Les connectés ne veulent pas perdre du temps avec des animatrices… mais Il n’y a que des animateurs et des connectés, pas de connectées, guère plus d’animatrices.

Alors voilà, on est prêts pour la chasse : une armée de fantômes, des fiches descriptives pour ne pas faire d’erreurs de casting. Un open-space pour se refiler des tuyaux entre animateurs sur les préférences de tel ou tel. En face, le gibier n’a que peu de chance.

Notre gibier préféré, c’est le soumis. Le soumis veut être humilié. Il veut être fouetté, qu’on lui parle mal. Qu’on lui fasse mal. Le soumis est une source inépuisable de rire, ricanement, mais aussi de déprime. D’ailleurs le gibier il n’est peut-être pas si con. Il a surtout besoin d’y croire.

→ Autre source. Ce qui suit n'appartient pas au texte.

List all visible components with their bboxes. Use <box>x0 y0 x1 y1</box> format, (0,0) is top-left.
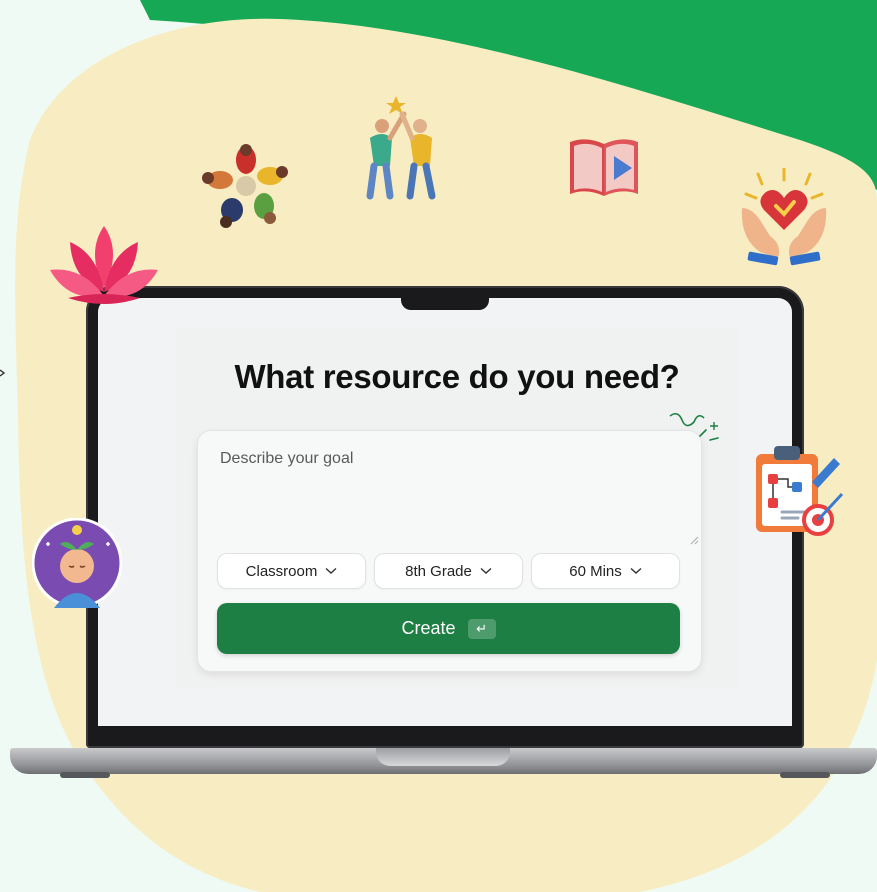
goal-input[interactable] <box>208 440 698 544</box>
enter-key-icon: ↵ <box>467 618 496 639</box>
chevron-down-icon <box>325 567 337 574</box>
duration-select-value: 60 Mins <box>569 562 622 580</box>
page-title: What resource do you need? <box>234 358 680 395</box>
grade-select-value: 8th Grade <box>405 562 472 580</box>
heart-hands-icon <box>741 168 827 266</box>
laptop-notch <box>401 294 489 310</box>
create-button-label: Create <box>401 618 456 638</box>
laptop-trackpad-lip <box>376 748 510 766</box>
mindful-head-icon <box>32 518 122 608</box>
setting-select-value: Classroom <box>245 562 318 580</box>
edge-mark-icon <box>0 369 6 377</box>
lotus-icon <box>50 226 158 304</box>
sparkle-doodle-icon <box>669 412 719 441</box>
chevron-down-icon <box>630 567 642 574</box>
grade-select[interactable]: 8th Grade <box>374 553 523 589</box>
setting-select[interactable]: Classroom <box>217 553 366 589</box>
teamwork-circle-icon <box>202 144 288 228</box>
lesson-plan-clipboard-icon <box>756 446 844 536</box>
chevron-down-icon <box>480 567 492 574</box>
video-book-icon <box>570 139 638 196</box>
duration-select[interactable]: 60 Mins <box>531 553 680 589</box>
high-five-icon <box>366 96 436 200</box>
create-button[interactable]: Create ↵ <box>217 603 680 654</box>
laptop-feet <box>60 772 830 778</box>
resize-grip-icon[interactable] <box>689 535 699 545</box>
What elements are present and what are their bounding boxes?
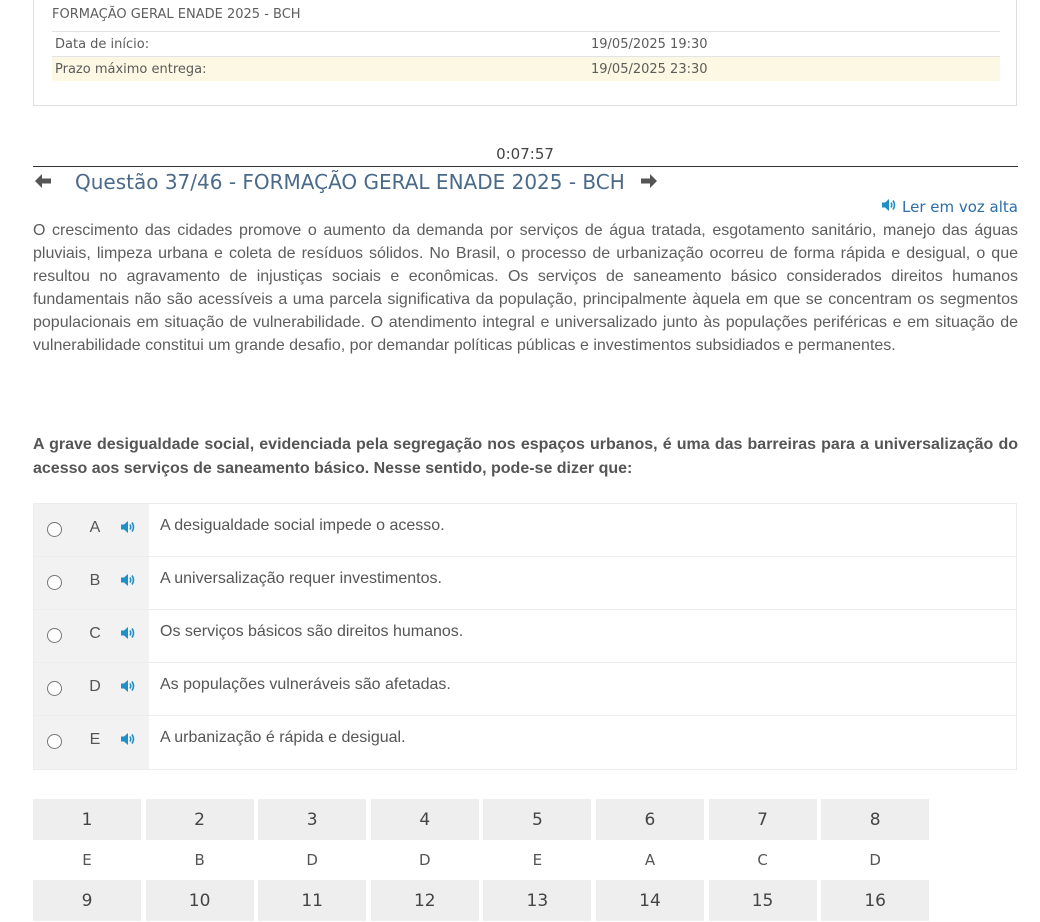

Quand on a une petite vingtaine, pas beaucoup d’expérience de la vie, et notamment de la sexualité, qu’on débarque dans cet univers de mecs rigolards et jeunes, les premiers temps sont assez poilants.
Comment ne pas se tordre devant ces pauvres gars qui aiment être humiliés, traités de tous les noms, et restent plusieurs heures en ligne pour ça ?
Comment ne pas éclater de rire devant ces soumis à qui l’on commande de s’infliger à distance telle ou telle douleur avec, selon l’inspiration, une pince à linge, ou bougie, ou tout autre objet sorti de notre imagination.

L’ambiance est décontractée, la nuit offre un cadre hors du temps.

« Slt. Tu aimes les sandalettes ? » – Spartacus

On ricane, on découvre éberlué des fantasmes, des pratiques qu’on ne soupçonnait même pas, d’autant qu’on n’a pas connu nous-mêmes beaucoup de femmes. On improvise, la forme de ses seins imaginaires, les caresses qu’on prodigue virtuellement, les scenarii qui plairont a ces hommes. Il veut être tenu en laisse. Il veut être le PDG qui saute sa secrétaire sur son bureau.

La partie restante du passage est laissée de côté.